I'm realizing, thinking back on it, that a few of our favorites have also been mysteries of a comic sort, so disguised that I don't think of them as mysteries first.  I wrote a while back about the fabulous Ottoline and the Yellow Cat, by Chris Riddell; in the year and a half since we first read it, we have acquired the other two Ottoline books: Ottoline Goes to School, and Ottoline at Sea (sadly out of print).  All three books are graphic novels, extremely quirky, mysteries of a sort but mostly just tremendously, enjoyably odd.  In Ottoline Goes to School, Ottoline and her friend/caretaker/tiny hairy Norwegian bog-person, Mr. Munroe, enroll along with Ottoline's new friend Cecily in the Alice B. Smith School for the Differently Gifted.  There are very few pupils, each astoundingly rich and odd, and each with a unique pet (the son of the Invisible Man, for example, has an Invisible Dog).  Ottoline tries to determine what her Different Gift is; meanwhile, the school appears to be haunted by the ghost of the Horse of the Hammersteins, who Cecily has a lot of stories about.  While that ghost is revealed by the end not to be real, there are some friendly true ghosts who wander through the pages, and can be great fun to pick out as you go along.  The story is about neediness and friendship -- Ottoline has to navigate her new exciting friendship with Cecily, who tries to pull her away from Mr. Munroe; ultimately, Cecily's loneliness for her parents turns out to be a major cause of her unhappiness.  (A funny moral, given that Ottoline never seems to see her parents, the Roving Collectors, but oh well.)  Ottoline at Sea contains a trip to Norway, a bog monster, and a pair of "bog-goggles" you can use to see hidden pictures in the book.  Eleanor will pore over these books for long periods of time.
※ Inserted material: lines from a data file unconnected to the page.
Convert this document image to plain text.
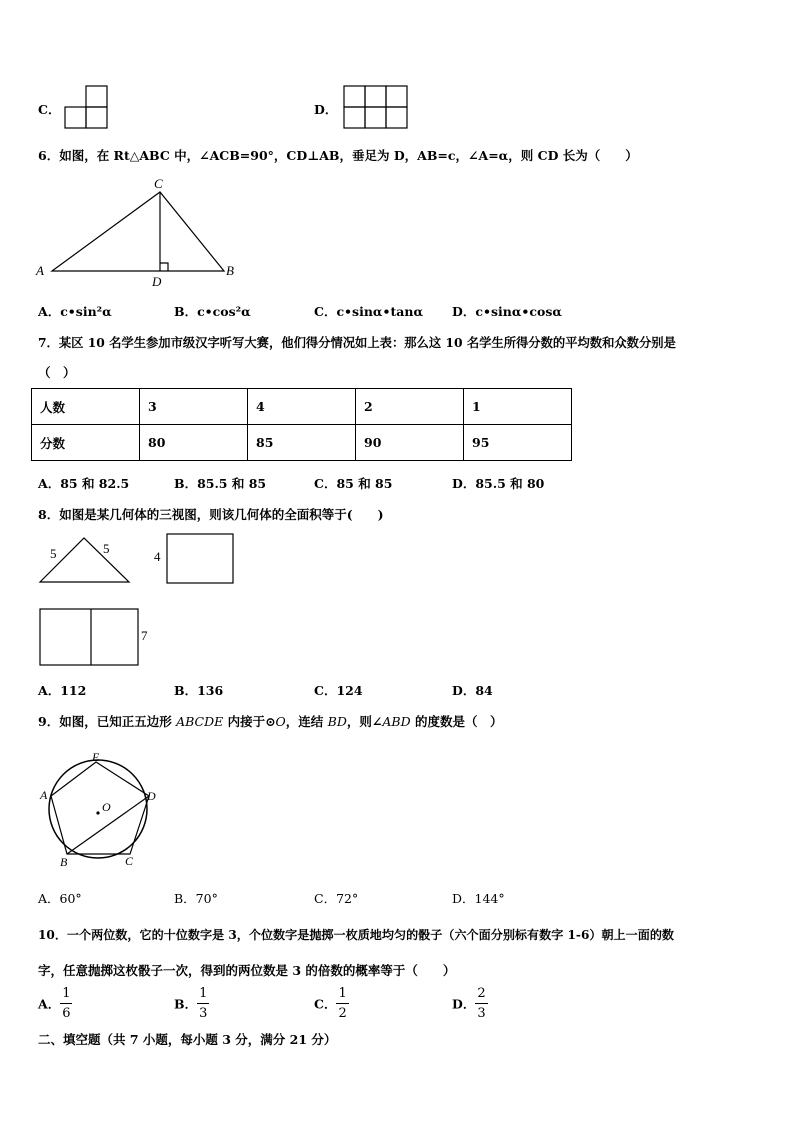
C．	D．
6．如图，在 Rt△ABC 中，∠ACB=90°，CD⊥AB，垂足为 D，AB=c，∠A=α，则 CD 长为（　　）
A
C
D
B
A．c•sin²α	B．c•cos²α	C．c•sinα•tanα D．c•sinα•cosα
7．某区 10 名学生参加市级汉字听写大赛，他们得分情况如上表：那么这 10 名学生所得分数的平均数和众数分别是
（　）
人数	3	4	2	1
分数	80	85	90	95
A．85 和 82.5	B．85.5 和 85	C．85 和 85	D．85.5 和 80
8．如图是某几何体的三视图，则该几何体的全面积等于(　　)
5	5
4
7
A．112	B．136	C．124	D．84
9．如图，已知正五边形 ABCDE 内接于⊙O，连结 BD，则∠ABD 的度数是（　）
E
A	D
O
B	C
A．60°	B．70°	C．72°	D．144°
10．一个两位数，它的十位数字是 3，个位数字是抛掷一枚质地均匀的骰子（六个面分别标有数字 1-6）朝上一面的数
字，任意抛掷这枚骰子一次，得到的两位数是 3 的倍数的概率等于（　　）
A． $\frac{1}{6}$	B． $\frac{1}{3}$	C． $\frac{1}{2}$	D． $\frac{2}{3}$
二、填空题（共 7 小题，每小题 3 分，满分 21 分）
For the early reader set, there's the Cynthia Rylant series The High-Rise Private Eyes, more humor than mystery, as I've written about before, but pretty great.


And speaking of great, let's not leave out Nate the Great, those odd little meandering books by Marjorie Weinman Sharmat.  Nate's mysteries always involve him eating a lot of pancakes, and at least in the several we've read, usually also involve slightly odd female friends and a number of cats.  The stakes are low -- a drawing disappears, and Nate figures out that his friend's little brother drew over it -- and the tone is thoughtful.

None of these make Eleanor squirm in her seat, but they do keep her interested.

Love, Annie

1 comment:

  1. I love Ottoline. I recently posted about Ottoline and the Yellow Cat. I hadn't realized you wrote about it so I added it to my Want More? section. I hope more kids read these great books.